Acordei provavelmente às três da manhã, depois de um sonho sobre sucos, sopas e o medo de ter a casa invadida, e um hábito secreto em relação a algo que não lembro, dirigindo carros antigos em alta velocidade e batendo de propósito contra o muro, e minha mãe descobre o segredo e eu viro um homem que foge, e numa curva perde a direção do carro - uma peça escapa do motor, e quando tento alcançar a peça eu acordo.

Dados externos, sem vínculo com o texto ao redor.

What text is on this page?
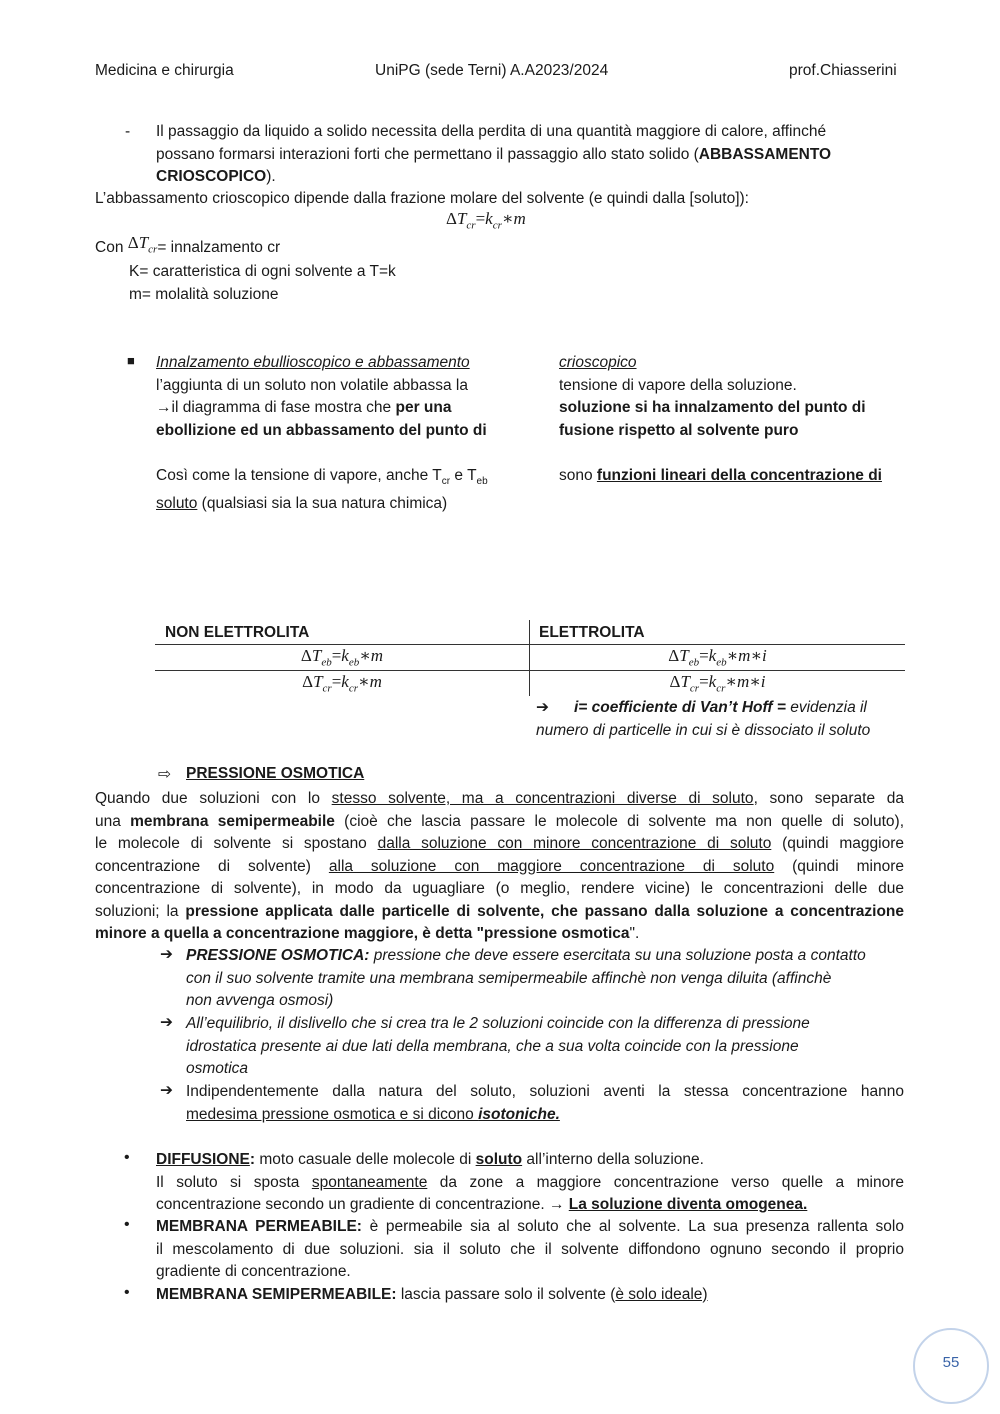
Medicina e chirurgia	UniPG (sede Terni) A.A2023/2024	prof.Chiasserini
- Il passaggio da liquido a solido necessita della perdita di una quantità maggiore di calore, affinché
possano formarsi interazioni forti che permettano il passaggio allo stato solido (ABBASSAMENTO
CRIOSCOPICO).
L’abbassamento crioscopico dipende dalla frazione molare del solvente (e quindi dalla [soluto]):
$\Delta T_{cr}=k_{cr}∗m$
Con $\Delta T_{cr}=$ innalzamento cr
K= caratteristica di ogni solvente a T=k
m= molalità soluzione
■ Innalzamento ebullioscopico e abbassamento
l’aggiunta di un soluto non volatile abbassa la
→il diagramma di fase mostra che per una
ebollizione ed un abbassamento del punto di
Così come la tensione di vapore, anche $T_{cr}$ e $T_{eb}$
soluto (qualsiasi sia la sua natura chimica)
crioscopico
tensione di vapore della soluzione.
soluzione si ha innalzamento del punto di
fusione rispetto al solvente puro
sono funzioni lineari della concentrazione di
NON ELETTROLITA	ELETTROLITA
$\Delta T_{eb}=k_{eb}∗m$	$\Delta T_{eb}=k_{eb}∗m∗i$
$\Delta T_{cr}=k_{cr}∗m$	$\Delta T_{cr}=k_{cr}∗m∗i$
➔ i= coefficiente di Van’t Hoff = evidenzia il
numero di particelle in cui si è dissociato il soluto
⇨ PRESSIONE OSMOTICA
Quando due soluzioni con lo stesso solvente, ma a concentrazioni diverse di soluto, sono separate da
una membrana semipermeabile (cioè che lascia passare le molecole di solvente ma non quelle di soluto),
le molecole di solvente si spostano dalla soluzione con minore concentrazione di soluto (quindi maggiore
concentrazione di solvente) alla soluzione con maggiore concentrazione di soluto (quindi minore
concentrazione di solvente), in modo da uguagliare (o meglio, rendere vicine) le concentrazioni delle due
soluzioni; la pressione applicata dalle particelle di solvente, che passano dalla soluzione a concentrazione
minore a quella a concentrazione maggiore, è detta "pressione osmotica".
➔ PRESSIONE OSMOTICA: pressione che deve essere esercitata su una soluzione posta a contatto
con il suo solvente tramite una membrana semipermeabile affinchè non venga diluita (affinchè
non avvenga osmosi)
➔ All’equilibrio, il dislivello che si crea tra le 2 soluzioni coincide con la differenza di pressione
idrostatica presente ai due lati della membrana, che a sua volta coincide con la pressione
osmotica
➔ Indipendentemente dalla natura del soluto, soluzioni aventi la stessa concentrazione hanno
medesima pressione osmotica e si dicono isotoniche.
• DIFFUSIONE: moto casuale delle molecole di soluto all’interno della soluzione.
Il soluto si sposta spontaneamente da zone a maggiore concentrazione verso quelle a minore
concentrazione secondo un gradiente di concentrazione. → La soluzione diventa omogenea.
• MEMBRANA PERMEABILE: è permeabile sia al soluto che al solvente. La sua presenza rallenta solo
il mescolamento di due soluzioni. sia il soluto che il solvente diffondono ognuno secondo il proprio
gradiente di concentrazione.
• MEMBRANA SEMIPERMEABILE: lascia passare solo il solvente (è solo ideale)
55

Não consegui voltar a dormir, e depois de alguns pensamentos soltos tentei lembrar dos meus últimos períodos de euforia, com medo que o ciclo começasse de novo. Mas não consegui me concentrar e lembrei apenas da última depressão, que começou no início de junho.
Aos primeiros sintomas pensei que era uma tristeza e iria passar. Mas meu estado piorou em agosto. Não fiz nada na terça-feira porque era aniversário do meu marido e pensei que ele ficaria muito triste se eu me suicidadesse nesse dia.
Na quinta-feira fui ao hotel Formula 1 e perguntei no balcão se havia um quarto no sétimo andar, pois o barulho da rua me incomodava. Só havia algo livre no décimo primeiro. Achei que seria alto demais, mas ainda assim entreguei meu cartão de crédito e assinei o recibo que o funcionário me entregou. Não acendi a luz quando entrei no quarto. Deixei a bolsa sobre a cama e abri a janela, mas havia uma haste metálica parafusada à base. O vidro só se afastou dez centímetros da parede. Desci até a Rua da Consolação e caminhei até uma loja de luminárias. Perguntei se vendiam chaves de fenda, mas responderam que não. Na terceira loja me indicaram uma casa de materiais de construção na esquina da Alameda Santos. Atravessei a rua. Havia muitos carros e naquele momento eu preferia não ouvir nenhum barulho. A chave de fenda custou doze reais e eu voltei para o hotel.
Tive que soltar seis parafusos. Enquanto estava claro quase tive coragem. Mas foi difícil encarar o abismo debaixo da janela depois que anoiteceu. No escuro, a distância parecia maior.